コンテンツ・エキスパートとプロセス・ファシリテータ(『学校経営研究における臨床的アプローチの構築』北大路書房より)

 来春の刊行を目指す『教師が磨き合う学校研究』(ぎょうせい)執筆のため,またベネッセ教育総研との共同研究プロジェクト「総合学力・教育力調査」の発展を企図して,現在,学校経営研究について勉強中だ。その中で,小野他編著『学校経営研究における臨床的アプローチの構築』(北大路書房,2004年)に出会った。

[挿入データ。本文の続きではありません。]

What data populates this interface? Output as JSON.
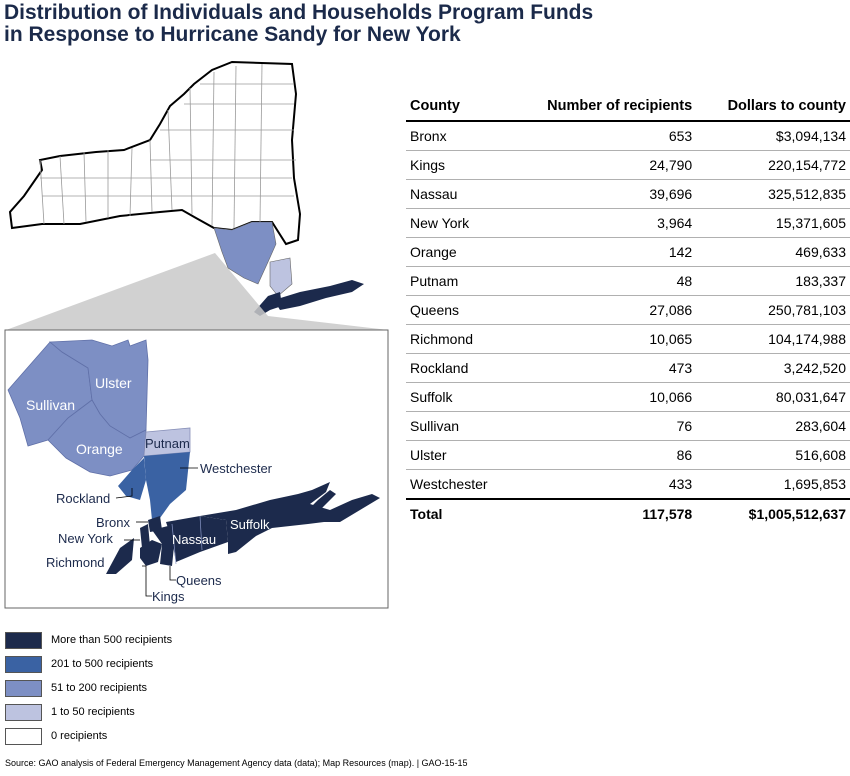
{
  "title_line1": "Distribution of Individuals and Households Program Funds",
  "title_line2": "in Response to Hurricane Sandy for New York",
  "map": {
    "labels": {
      "ulster": "Ulster",
      "sullivan": "Sullivan",
      "orange": "Orange",
      "putnam": "Putnam",
      "westchester": "Westchester",
      "rockland": "Rockland",
      "bronx": "Bronx",
      "new_york": "New York",
      "richmond": "Richmond",
      "nassau": "Nassau",
      "suffolk": "Suffolk",
      "queens": "Queens",
      "kings": "Kings"
    },
    "colors": {
      "more_than_500": "#1c2a4c",
      "201_to_500": "#3a62a3",
      "51_to_200": "#7d8fc4",
      "1_to_50": "#bdc3e0",
      "zero": "#ffffff"
    }
  },
  "table": {
    "headers": [
      "County",
      "Number of recipients",
      "Dollars to county"
    ],
    "rows": [
      {
        "county": "Bronx",
        "recipients": "653",
        "dollars": "$3,094,134"
      },
      {
        "county": "Kings",
        "recipients": "24,790",
        "dollars": "220,154,772"
      },
      {
        "county": "Nassau",
        "recipients": "39,696",
        "dollars": "325,512,835"
      },
      {
        "county": "New York",
        "recipients": "3,964",
        "dollars": "15,371,605"
      },
      {
        "county": "Orange",
        "recipients": "142",
        "dollars": "469,633"
      },
      {
        "county": "Putnam",
        "recipients": "48",
        "dollars": "183,337"
      },
      {
        "county": "Queens",
        "recipients": "27,086",
        "dollars": "250,781,103"
      },
      {
        "county": "Richmond",
        "recipients": "10,065",
        "dollars": "104,174,988"
      },
      {
        "county": "Rockland",
        "recipients": "473",
        "dollars": "3,242,520"
      },
      {
        "county": "Suffolk",
        "recipients": "10,066",
        "dollars": "80,031,647"
      },
      {
        "county": "Sullivan",
        "recipients": "76",
        "dollars": "283,604"
      },
      {
        "county": "Ulster",
        "recipients": "86",
        "dollars": "516,608"
      },
      {
        "county": "Westchester",
        "recipients": "433",
        "dollars": "1,695,853"
      }
    ],
    "total": {
      "county": "Total",
      "recipients": "117,578",
      "dollars": "$1,005,512,637"
    }
  },
  "legend": [
    {
      "label": "More than 500 recipients",
      "color": "#1c2a4c"
    },
    {
      "label": "201 to 500 recipients",
      "color": "#3a62a3"
    },
    {
      "label": "51 to 200 recipients",
      "color": "#7d8fc4"
    },
    {
      "label": "1 to 50 recipients",
      "color": "#bdc3e0"
    },
    {
      "label": "0 recipients",
      "color": "#ffffff"
    }
  ],
  "source": "Source: GAO analysis of Federal Emergency Management Agency data (data); Map Resources (map).  |  GAO-15-15"
}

 編者のお一人,佐古先生は,大阪大学人間科学部の大先輩(佐古先生は1期生,私は11期生)で,会えばお話をしていただける間柄だ。佐古先生の「学校経営研究における実践性追及の意義と可能性」に,自分の学校現場との関わりにぴったりの概念が紹介されていた。それが,コンテンツ・エキスパートとプロセス・ファシリテータだ。前者は,専門的知識の提供者。後者は,「(たとえば組織において)戦略を策定するプロセスを支援し,それが成立するよう支援するもの」である。
 常々,学校現場との関係性構築には,上記の2つの役割を使い分けたり,組み合わせたりするセンスが求められると私は感じている。ある学校の教師たちが例えば授業研究やカリキュラム開発に悩みを抱いているならば,モデルやシステムを提示したり,他校の例を紹介したり,施策についての情報を提供したりすることが自分に期待される。同時に,各学校の個別的問題の解決を助けるファシリテーション,例えば事後研における議論の整理役,研究紀要等の構成・内容の批評役を果たす必要がある。

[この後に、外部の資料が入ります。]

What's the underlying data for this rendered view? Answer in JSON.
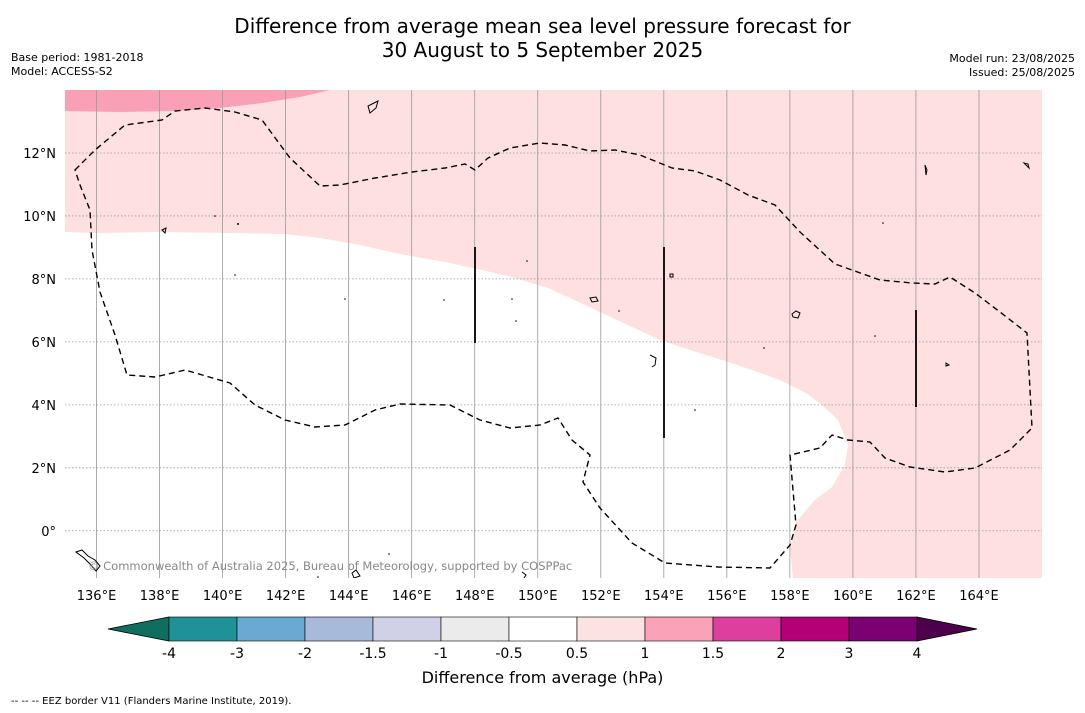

『学校経営研究における臨床的アプローチの構築』の中では,それらが「区別」されていた。しかし,授業研究やカリキュラム開発,そしてそれらを通じた「教師の成長」に関する研究においては,その「統合」が目指されているし,共同研究はもちろん,一人の研究者にも両者を「往復」する態度と,それを実現させる力量が要求される。